35.3.4. L'algorithme de contrôle d'une ACL

Un algorithme de contrôle est appliqué avant d'accorder à n'importe quel processus ou application l'accès à un objet système de fichiers protégé par des ACL. À titre de règle de base, les éléments sont examinés dans l'ordre suivant :owner, named user, owning group et named group et other. L'accès est géré en conformité avec l'élément qui convient le mieux au processus. Les droits d'accès ne se cumulent pas.

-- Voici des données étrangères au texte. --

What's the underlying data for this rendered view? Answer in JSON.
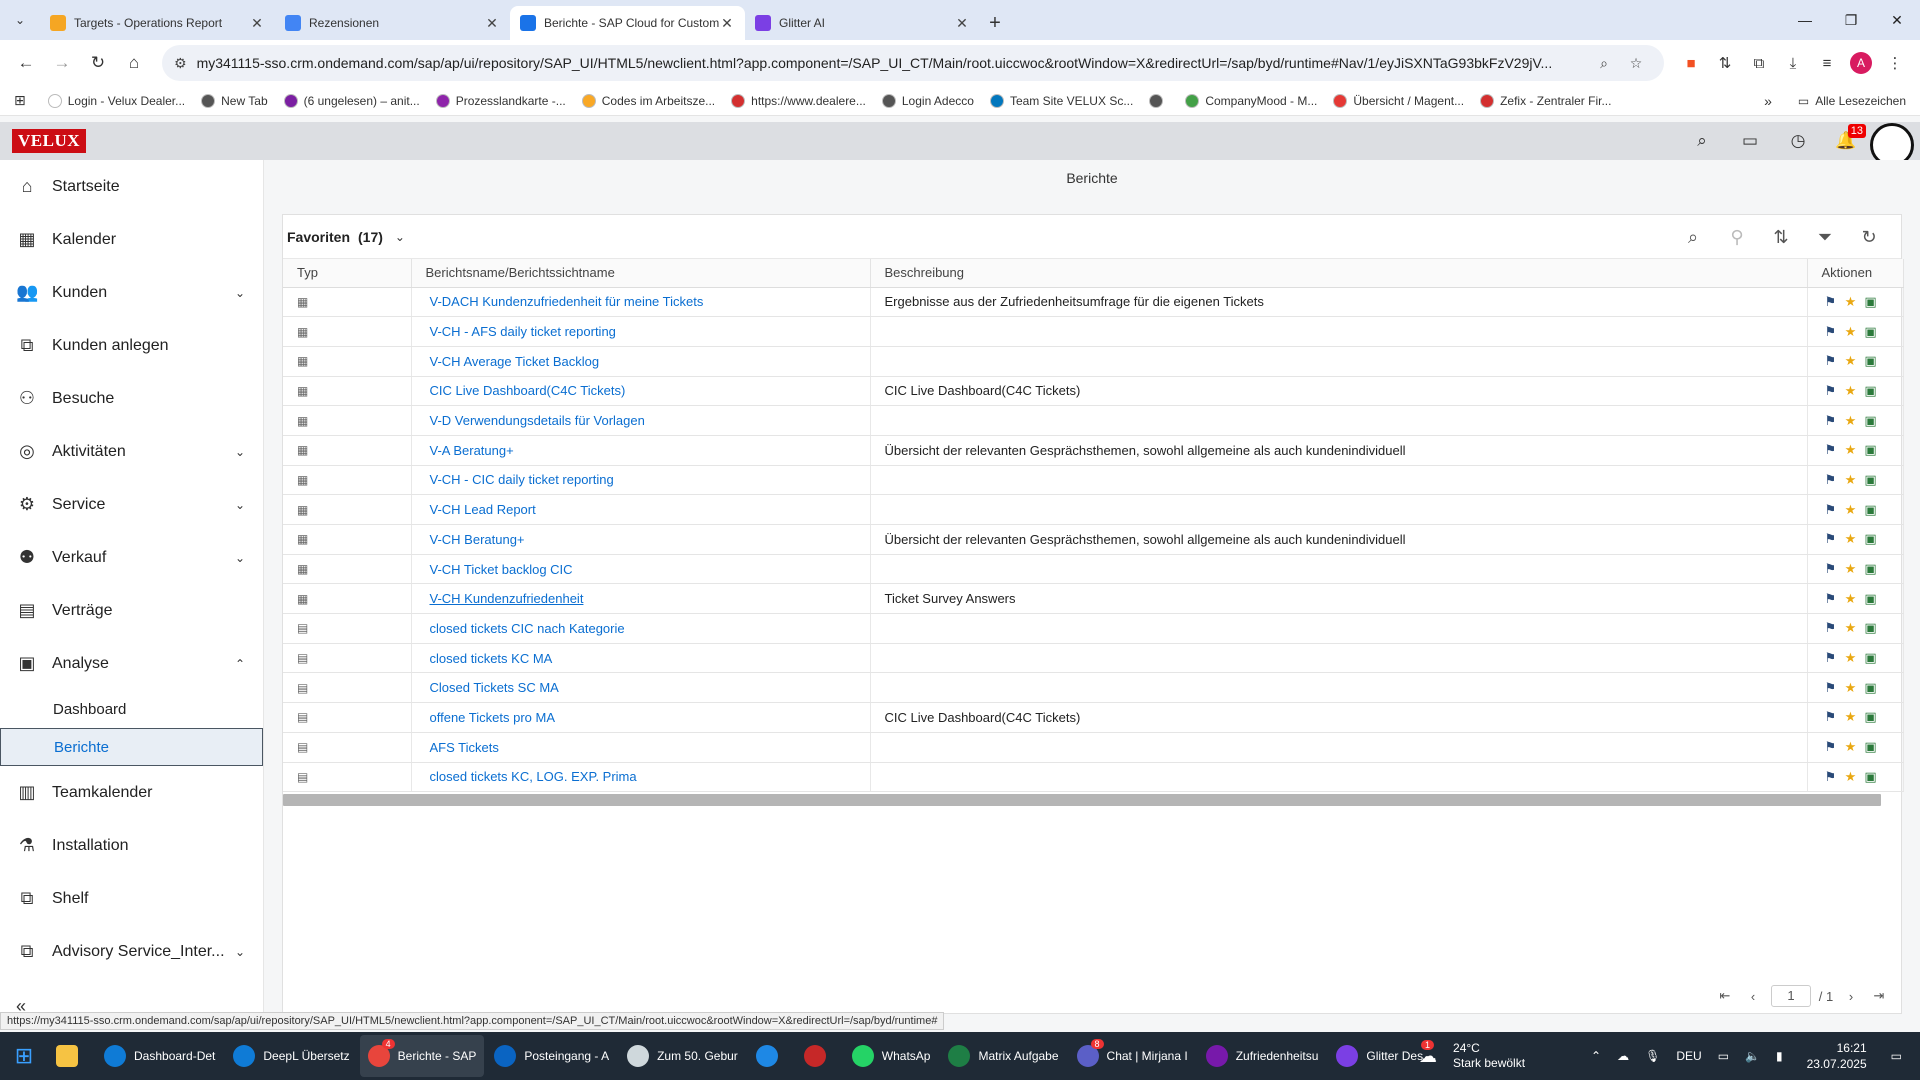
{
  "browser": {
    "tabs": [
      {
        "title": "Targets - Operations Report",
        "color": "#f5a623",
        "active": false
      },
      {
        "title": "Rezensionen",
        "color": "#4285f4",
        "active": false
      },
      {
        "title": "Berichte - SAP Cloud for Custom",
        "color": "#1a73e8",
        "active": true
      },
      {
        "title": "Glitter AI",
        "color": "#7b3fe4",
        "active": false
      }
    ],
    "url": "my341115-sso.crm.ondemand.com/sap/ap/ui/repository/SAP_UI/HTML5/newclient.html?app.component=/SAP_UI_CT/Main/root.uiccwoc&rootWindow=X&redirectUrl=/sap/byd/runtime#Nav/1/eyJiSXNTaG93bkFzV29jV...",
    "profile_initial": "A",
    "bookmarks": [
      {
        "label": "Login - Velux Dealer...",
        "color": "#ffffff"
      },
      {
        "label": "New Tab",
        "color": "#555555"
      },
      {
        "label": "(6 ungelesen) – anit...",
        "color": "#7b1fa2"
      },
      {
        "label": "Prozesslandkarte -...",
        "color": "#8e24aa"
      },
      {
        "label": "Codes im Arbeitsze...",
        "color": "#f9a825"
      },
      {
        "label": "https://www.dealere...",
        "color": "#d32f2f"
      },
      {
        "label": "Login Adecco",
        "color": "#555555"
      },
      {
        "label": "Team Site VELUX Sc...",
        "color": "#0277bd"
      },
      {
        "label": "",
        "color": "#555555"
      },
      {
        "label": "CompanyMood - M...",
        "color": "#43a047"
      },
      {
        "label": "Übersicht / Magent...",
        "color": "#e53935"
      },
      {
        "label": "Zefix - Zentraler Fir...",
        "color": "#d32f2f"
      }
    ],
    "bookmarks_more": "»",
    "all_bookmarks": "Alle Lesezeichen",
    "status_url": "https://my341115-sso.crm.ondemand.com/sap/ap/ui/repository/SAP_UI/HTML5/newclient.html?app.component=/SAP_UI_CT/Main/root.uiccwoc&rootWindow=X&redirectUrl=/sap/byd/runtime#"
  },
  "shell": {
    "logo": "VELUX",
    "notification_count": "13",
    "page_title": "Berichte"
  },
  "sidebar": {
    "items": [
      {
        "label": "Startseite",
        "icon": "⌂",
        "chevron": ""
      },
      {
        "label": "Kalender",
        "icon": "▦",
        "chevron": ""
      },
      {
        "label": "Kunden",
        "icon": "👥",
        "chevron": "⌄"
      },
      {
        "label": "Kunden anlegen",
        "icon": "⧉",
        "chevron": ""
      },
      {
        "label": "Besuche",
        "icon": "⚇",
        "chevron": ""
      },
      {
        "label": "Aktivitäten",
        "icon": "◎",
        "chevron": "⌄"
      },
      {
        "label": "Service",
        "icon": "⚙",
        "chevron": "⌄"
      },
      {
        "label": "Verkauf",
        "icon": "⚉",
        "chevron": "⌄"
      },
      {
        "label": "Verträge",
        "icon": "▤",
        "chevron": ""
      },
      {
        "label": "Analyse",
        "icon": "▣",
        "chevron": "⌃"
      }
    ],
    "sub_items": [
      {
        "label": "Dashboard",
        "selected": false
      },
      {
        "label": "Berichte",
        "selected": true
      }
    ],
    "items_after": [
      {
        "label": "Teamkalender",
        "icon": "▥",
        "chevron": ""
      },
      {
        "label": "Installation",
        "icon": "⚗",
        "chevron": ""
      },
      {
        "label": "Shelf",
        "icon": "⧉",
        "chevron": ""
      },
      {
        "label": "Advisory Service_Inter...",
        "icon": "⧉",
        "chevron": "⌄"
      }
    ],
    "collapse_icon": "«"
  },
  "panel": {
    "title": "Favoriten",
    "count": "(17)",
    "columns": [
      "Typ",
      "Berichtsname/Berichtssichtname",
      "Beschreibung",
      "Aktionen"
    ],
    "rows": [
      {
        "type": "chart",
        "name": "V-DACH Kundenzufriedenheit für meine Tickets",
        "desc": "Ergebnisse aus der Zufriedenheitsumfrage für die eigenen Tickets",
        "underline": false
      },
      {
        "type": "chart",
        "name": "V-CH - AFS daily ticket reporting",
        "desc": "",
        "underline": false
      },
      {
        "type": "chart",
        "name": "V-CH Average Ticket Backlog",
        "desc": "",
        "underline": false
      },
      {
        "type": "chart",
        "name": "CIC Live Dashboard(C4C Tickets)",
        "desc": "CIC Live Dashboard(C4C Tickets)",
        "underline": false
      },
      {
        "type": "chart",
        "name": "V-D Verwendungsdetails für Vorlagen",
        "desc": "",
        "underline": false
      },
      {
        "type": "chart",
        "name": "V-A Beratung+",
        "desc": "Übersicht der relevanten Gesprächsthemen, sowohl allgemeine als auch kundenindividuell",
        "underline": false
      },
      {
        "type": "chart",
        "name": "V-CH - CIC daily ticket reporting",
        "desc": "",
        "underline": false
      },
      {
        "type": "chart",
        "name": "V-CH Lead Report",
        "desc": "",
        "underline": false
      },
      {
        "type": "chart",
        "name": "V-CH Beratung+",
        "desc": "Übersicht der relevanten Gesprächsthemen, sowohl allgemeine als auch kundenindividuell",
        "underline": false
      },
      {
        "type": "chart",
        "name": "V-CH Ticket backlog CIC",
        "desc": "",
        "underline": false
      },
      {
        "type": "chart",
        "name": "V-CH Kundenzufriedenheit",
        "desc": "Ticket Survey Answers",
        "underline": true
      },
      {
        "type": "view",
        "name": "closed tickets CIC nach Kategorie",
        "desc": "",
        "underline": false
      },
      {
        "type": "view",
        "name": "closed tickets KC MA",
        "desc": "",
        "underline": false
      },
      {
        "type": "view",
        "name": "Closed Tickets SC MA",
        "desc": "",
        "underline": false
      },
      {
        "type": "view",
        "name": "offene Tickets pro MA",
        "desc": "CIC Live Dashboard(C4C Tickets)",
        "underline": false
      },
      {
        "type": "view",
        "name": "AFS Tickets",
        "desc": "",
        "underline": false
      },
      {
        "type": "view",
        "name": "closed tickets KC, LOG. EXP. Prima",
        "desc": "",
        "underline": false
      }
    ],
    "pager": {
      "page": "1",
      "total": "/ 1"
    }
  },
  "taskbar": {
    "apps": [
      {
        "label": "Dashboard-Det",
        "color": "#0f7bd6",
        "active": false,
        "badge": ""
      },
      {
        "label": "DeepL Übersetz",
        "color": "#0f7bd6",
        "active": false,
        "badge": ""
      },
      {
        "label": "Berichte - SAP",
        "color": "#e8453c",
        "active": true,
        "badge": "4"
      },
      {
        "label": "Posteingang - A",
        "color": "#0a64c2",
        "active": false,
        "badge": ""
      },
      {
        "label": "Zum 50. Gebur",
        "color": "#cfd8dc",
        "active": false,
        "badge": ""
      },
      {
        "label": "",
        "color": "#1e88e5",
        "active": false,
        "badge": ""
      },
      {
        "label": "",
        "color": "#c62828",
        "active": false,
        "badge": ""
      },
      {
        "label": "WhatsAp",
        "color": "#25d366",
        "active": false,
        "badge": ""
      },
      {
        "label": "Matrix Aufgabe",
        "color": "#1e7e45",
        "active": false,
        "badge": ""
      },
      {
        "label": "Chat | Mirjana I",
        "color": "#5b5fc7",
        "active": false,
        "badge": "8"
      },
      {
        "label": "Zufriedenheitsu",
        "color": "#7719aa",
        "active": false,
        "badge": ""
      },
      {
        "label": "Glitter Des",
        "color": "#7b3fe4",
        "active": false,
        "badge": ""
      }
    ],
    "weather_temp": "24°C",
    "weather_desc": "Stark bewölkt",
    "weather_badge": "1",
    "lang": "DEU",
    "time": "16:21",
    "date": "23.07.2025"
  }
}
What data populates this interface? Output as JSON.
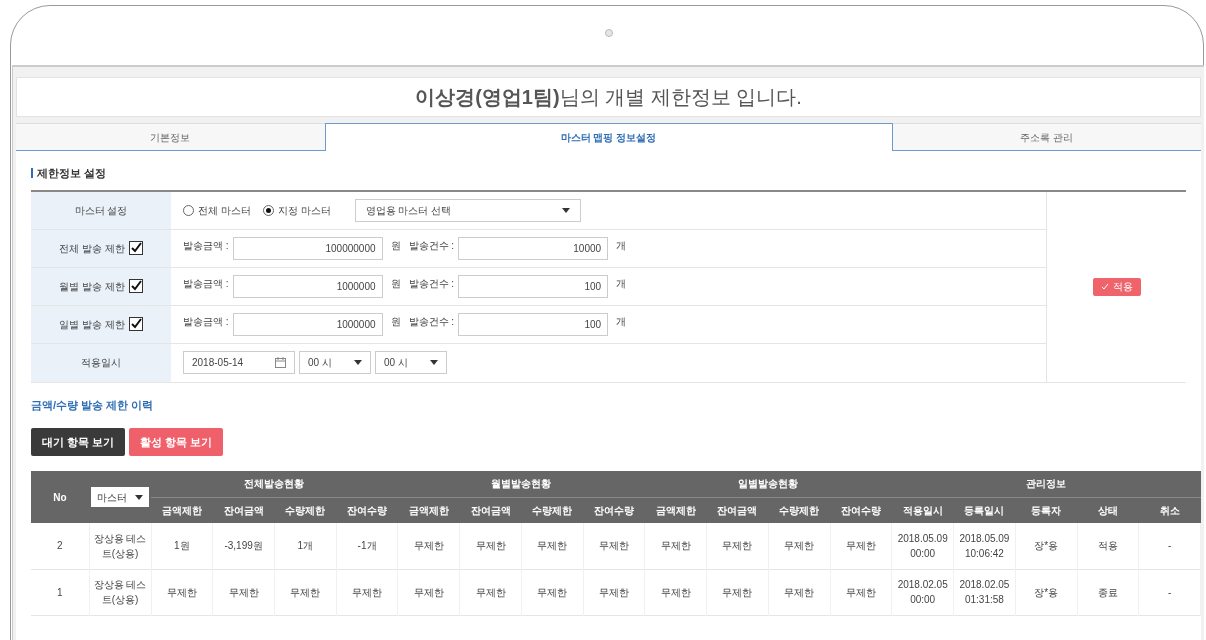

La situation se complique si un processus appartient à plusieurs groupes et pourrait potentiellement convenir à plusieurs éléments group. Un élément est sélectionné aléatoirement parmi les éléments appropriés avec les droits d'accès requis. Le fait de savoir lequel des éléments déclenche le résultat final « accès accordé »n'a pas d'importance. De même, si aucun des éléments group approprié ne contient les droits d'accès exigés, un élément sélectionné aléatoirement déclenche le résultat final « access denied ».